4. it is " movable " when E-AC-3 encoder (LPSM value is inserted in bit stream), and is receiving and do not have When " trusting " the AC-3 frame indicated, loudness controller (such as, the loudness processor of the encoder 100 of Fig. 2 embedded in encoder 103) should be movable.LPSM block generates and continues, and loudness correction type code is configured to " 0 ".Loudness controller swashs Sequence of living should be synchronized to wherein the beginning of the decoding AC-3 frame of " trust " marks obliterated.Loudness controller activation sequence should Implemented as described below: smoothing tolerance controls to increase to be worth 9, and leveller across 1 audio block cycle (such as, 5.3 milliseconds) from value 0 Return end quantifier controls to be placed in " activity ", and (this operation should cause bumpless transfer to pattern, and includes that return terminates Quantifier comprehensive reduction)；And

5., during encoding, graphical user interface (GUI) should indicate following parameter to user: " input audio program: [trust/mistrustful] " existence that indicates based on " trust " in input signal of the state of this parameter；And " ring in real time Degree correction: [enable/disable] " this parameter state based in encoder embed loudness controller whether be movable.
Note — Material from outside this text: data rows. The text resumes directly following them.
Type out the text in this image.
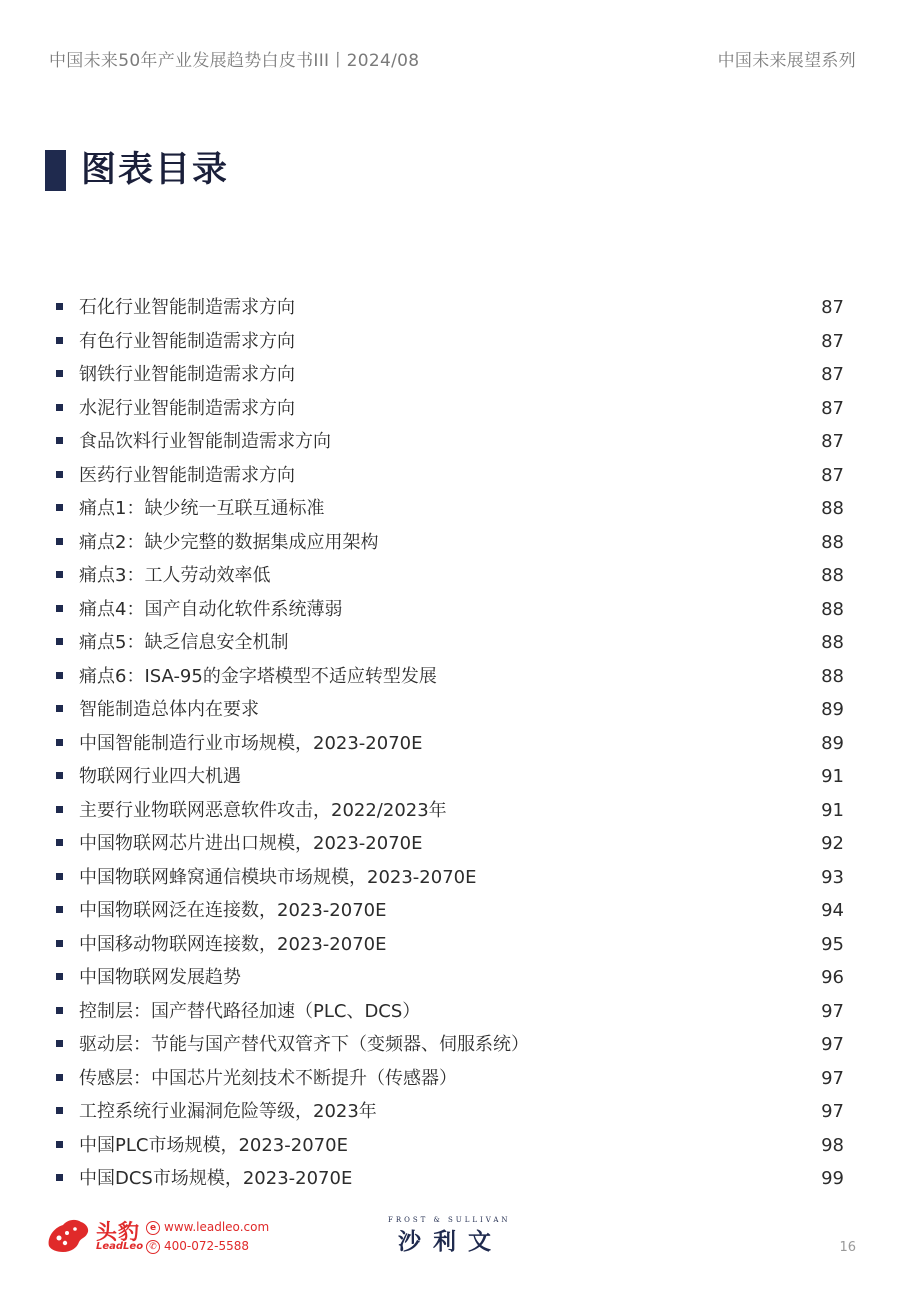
中国未来50年产业发展趋势白皮书III丨2024/08	中国未来展望系列
图表目录
石化行业智能制造需求方向	87
有色行业智能制造需求方向	87
钢铁行业智能制造需求方向	87
水泥行业智能制造需求方向	87
食品饮料行业智能制造需求方向	87
医药行业智能制造需求方向	87
痛点1：缺少统一互联互通标准	88
痛点2：缺少完整的数据集成应用架构	88
痛点3：工人劳动效率低	88
痛点4：国产自动化软件系统薄弱	88
痛点5：缺乏信息安全机制	88
痛点6：ISA-95的金字塔模型不适应转型发展	88
智能制造总体内在要求	89
中国智能制造行业市场规模，2023-2070E	89
物联网行业四大机遇	91
主要行业物联网恶意软件攻击，2022/2023年	91
中国物联网芯片进出口规模，2023-2070E	92
中国物联网蜂窝通信模块市场规模，2023-2070E	93
中国物联网泛在连接数，2023-2070E	94
中国移动物联网连接数，2023-2070E	95
中国物联网发展趋势	96
控制层：国产替代路径加速（PLC、DCS）	97
驱动层：节能与国产替代双管齐下（变频器、伺服系统）	97
传感层：中国芯片光刻技术不断提升（传感器）	97
工控系统行业漏洞危险等级，2023年	97
中国PLC市场规模，2023-2070E	98
中国DCS市场规模，2023-2070E	99
头豹
LeadLeo
e www.leadleo.com
✆ 400-072-5588
FROST & SULLIVAN
沙利文	16
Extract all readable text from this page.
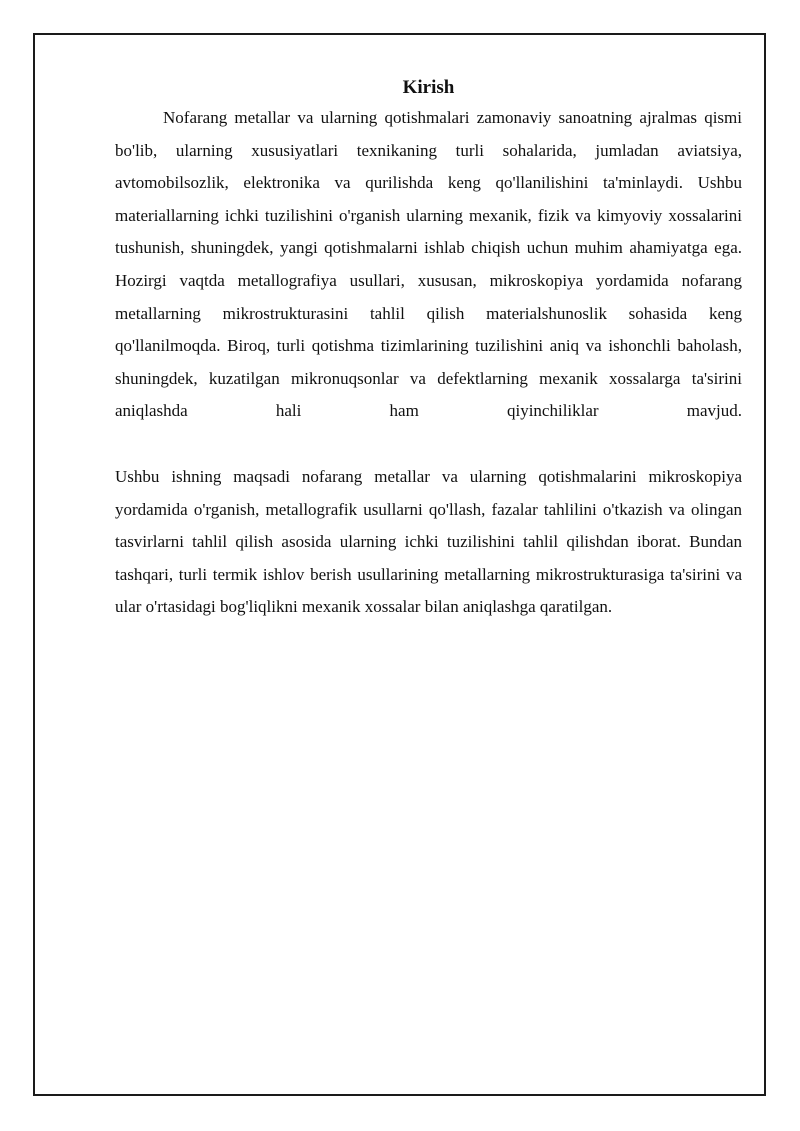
Kirish

Nofarang metallar va ularning qotishmalari zamonaviy sanoatning ajralmas qismi bo'lib, ularning xususiyatlari texnikaning turli sohalarida, jumladan aviatsiya, avtomobilsozlik, elektronika va qurilishda keng qo'llanilishini ta'minlaydi. Ushbu materiallarning ichki tuzilishini o'rganish ularning mexanik, fizik va kimyoviy xossalarini tushunish, shuningdek, yangi qotishmalarni ishlab chiqish uchun muhim ahamiyatga ega. Hozirgi vaqtda metallografiya usullari, xususan, mikroskopiya yordamida nofarang metallarning mikrostrukturasini tahlil qilish materialshunoslik sohasida keng qo'llanilmoqda. Biroq, turli qotishma tizimlarining tuzilishini aniq va ishonchli baholash, shuningdek, kuzatilgan mikronuqsonlar va defektlarning mexanik xossalarga ta'sirini aniqlashda hali ham qiyinchiliklar mavjud.

Ushbu ishning maqsadi nofarang metallar va ularning qotishmalarini mikroskopiya yordamida o'rganish, metallografik usullarni qo'llash, fazalar tahlilini o'tkazish va olingan tasvirlarni tahlil qilish asosida ularning ichki tuzilishini tahlil qilishdan iborat. Bundan tashqari, turli termik ishlov berish usullarining metallarning mikrostrukturasiga ta'sirini va ular o'rtasidagi bog'liqlikni mexanik xossalar bilan aniqlashga qaratilgan.
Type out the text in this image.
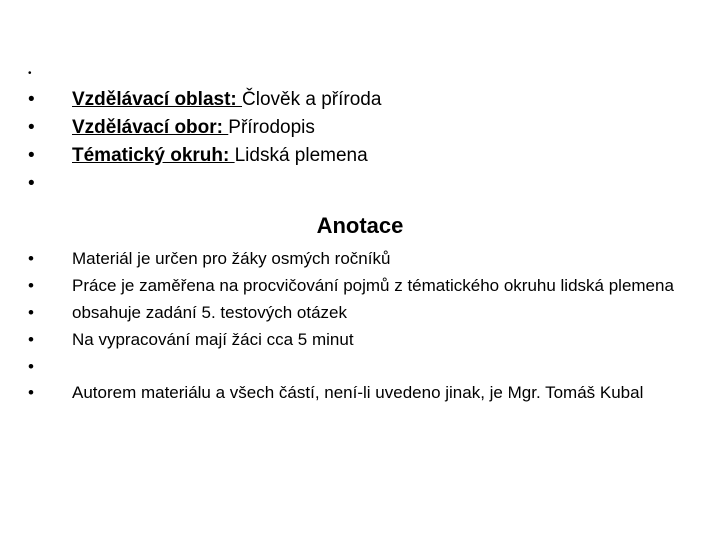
•
•	Vzdělávací oblast: Člověk a příroda
•	Vzdělávací obor: Přírodopis
•	Tématický okruh: Lidská plemena
•
Anotace
•	Materiál je určen pro žáky osmých ročníků
•	Práce je zaměřena na procvičování pojmů z tématického okruhu lidská plemena
•	obsahuje zadání 5. testových otázek
•	Na vypracování mají žáci cca 5 minut
•
•	Autorem materiálu a všech částí, není-li uvedeno jinak, je Mgr. Tomáš Kubal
When to make LSPM (with preferred form) be included in bit stream each frame useless position section or skip field section or When AC-3 or E-AC-3 bit stream in " addbsi " field of bit stream information (" BSI ") section is decoded, decoder should (in useless position section or addbsi field) LPSM blocks of data is analyzed and the LPSM value all extracted is transferred to Graphical user interface (GUI).Set in the LPSM value that every frame refreshing is extracted.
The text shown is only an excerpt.